In light if the rise of the value of cryptocurrency these investments have become increasingly relevant within divorce proceedings. Cryptocurrencies have been determined as “property” in England and Wales. This means that they can be transferred between parties within divorce proceedings via a property adjustment order under s.24 of the Matrimonial Causes Act 1973.
Given their volatility, and tendency for value to fluctuate, it is vital that up-to-date valuations are used in negotiations and at hearings.
Is it easier to hide crypto assets?
However, because cryptocurrencies are largely unregulated there is the potential for them to enable tax evasion, money launders and other forms of illegal trading on the “dark web”.
They should be disclosed within the Form E in the same way as any other property, but due to their levels of privacy they can be difficult to trace or link to a particular individual.

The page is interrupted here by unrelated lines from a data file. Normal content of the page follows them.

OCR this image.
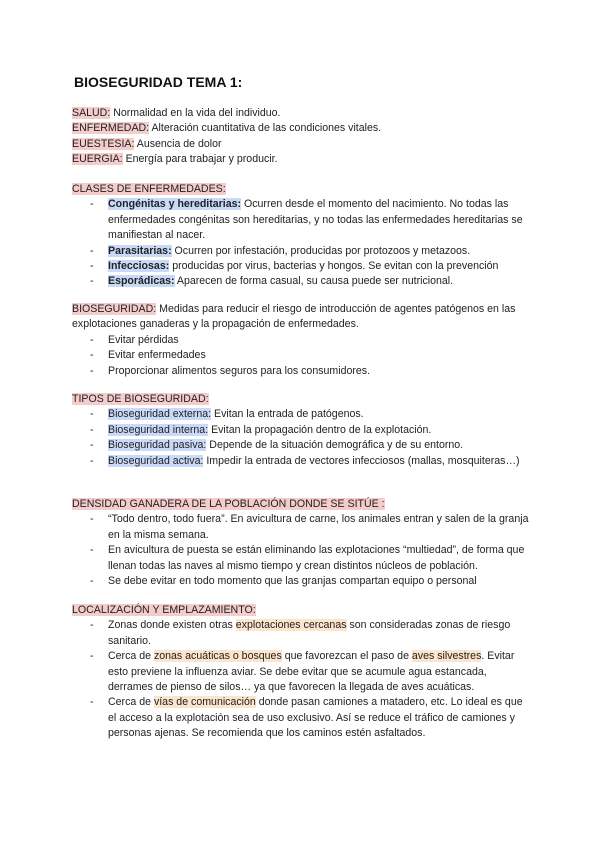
BIOSEGURIDAD TEMA 1:
SALUD: Normalidad en la vida del individuo.
ENFERMEDAD: Alteración cuantitativa de las condiciones vitales.
EUESTESIA: Ausencia de dolor
EUERGIA: Energía para trabajar y producir.
CLASES DE ENFERMEDADES:
- Congénitas y hereditarias: Ocurren desde el momento del nacimiento. No todas las enfermedades congénitas son hereditarias, y no todas las enfermedades hereditarias se manifiestan al nacer.
- Parasitarias: Ocurren por infestación, producidas por protozoos y metazoos.
- Infecciosas: producidas por virus, bacterias y hongos. Se evitan con la prevención
- Esporádicas: Aparecen de forma casual, su causa puede ser nutricional.
BIOSEGURIDAD: Medidas para reducir el riesgo de introducción de agentes patógenos en las explotaciones ganaderas y la propagación de enfermedades.
- Evitar pérdidas
- Evitar enfermedades
- Proporcionar alimentos seguros para los consumidores.
TIPOS DE BIOSEGURIDAD:
- Bioseguridad externa: Evitan la entrada de patógenos.
- Bioseguridad interna: Evitan la propagación dentro de la explotación.
- Bioseguridad pasiva: Depende de la situación demográfica y de su entorno.
- Bioseguridad activa: Impedir la entrada de vectores infecciosos (mallas, mosquiteras…)
DENSIDAD GANADERA DE LA POBLACIÓN DONDE SE SITÚE :
- “Todo dentro, todo fuera”. En avicultura de carne, los animales entran y salen de la granja en la misma semana.
- En avicultura de puesta se están eliminando las explotaciones “multiedad”, de forma que llenan todas las naves al mismo tiempo y crean distintos núcleos de población.
- Se debe evitar en todo momento que las granjas compartan equipo o personal
LOCALIZACIÓN Y EMPLAZAMIENTO:
- Zonas donde existen otras explotaciones cercanas son consideradas zonas de riesgo sanitario.
- Cerca de zonas acuáticas o bosques que favorezcan el paso de aves silvestres. Evitar esto previene la influenza aviar. Se debe evitar que se acumule agua estancada, derrames de pienso de silos… ya que favorecen la llegada de aves acuáticas.
- Cerca de vías de comunicación donde pasan camiones a matadero, etc. Lo ideal es que el acceso a la explotación sea de uso exclusivo. Así se reduce el tráfico de camiones y personas ajenas. Se recomienda que los caminos estén asfaltados.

Without the private and public keys, it is nearly impossible to identify what is owned. There should be records that enable information to be obtained as to the holding, record of trades and the value of the current holding.
It is therefore very important that the right questions are asked. Digital forensic evidence may also be necessary from a cryptocurrency expert to reveal the user and their transaction history.
How will cryptocurrency be distributed on divorce?
Once the value of the cryptocurrency assets has been determined, they will need to be divided in the same way as other assets. This can be done through lawyer negotiation, mediation, or through the court system.
The specific laws and regulations around cryptocurrency and divorce can vary depending on the jurisdiction, so it’s important to consult with a family lawyer who is familiar with these issues.
Overall, cryptocurrency can add an additional layer of complexity to the divorce process, but it’s possible to navigate these issues with the help of a knowledgeable family lawyer and a fair and reasonable approach to asset division.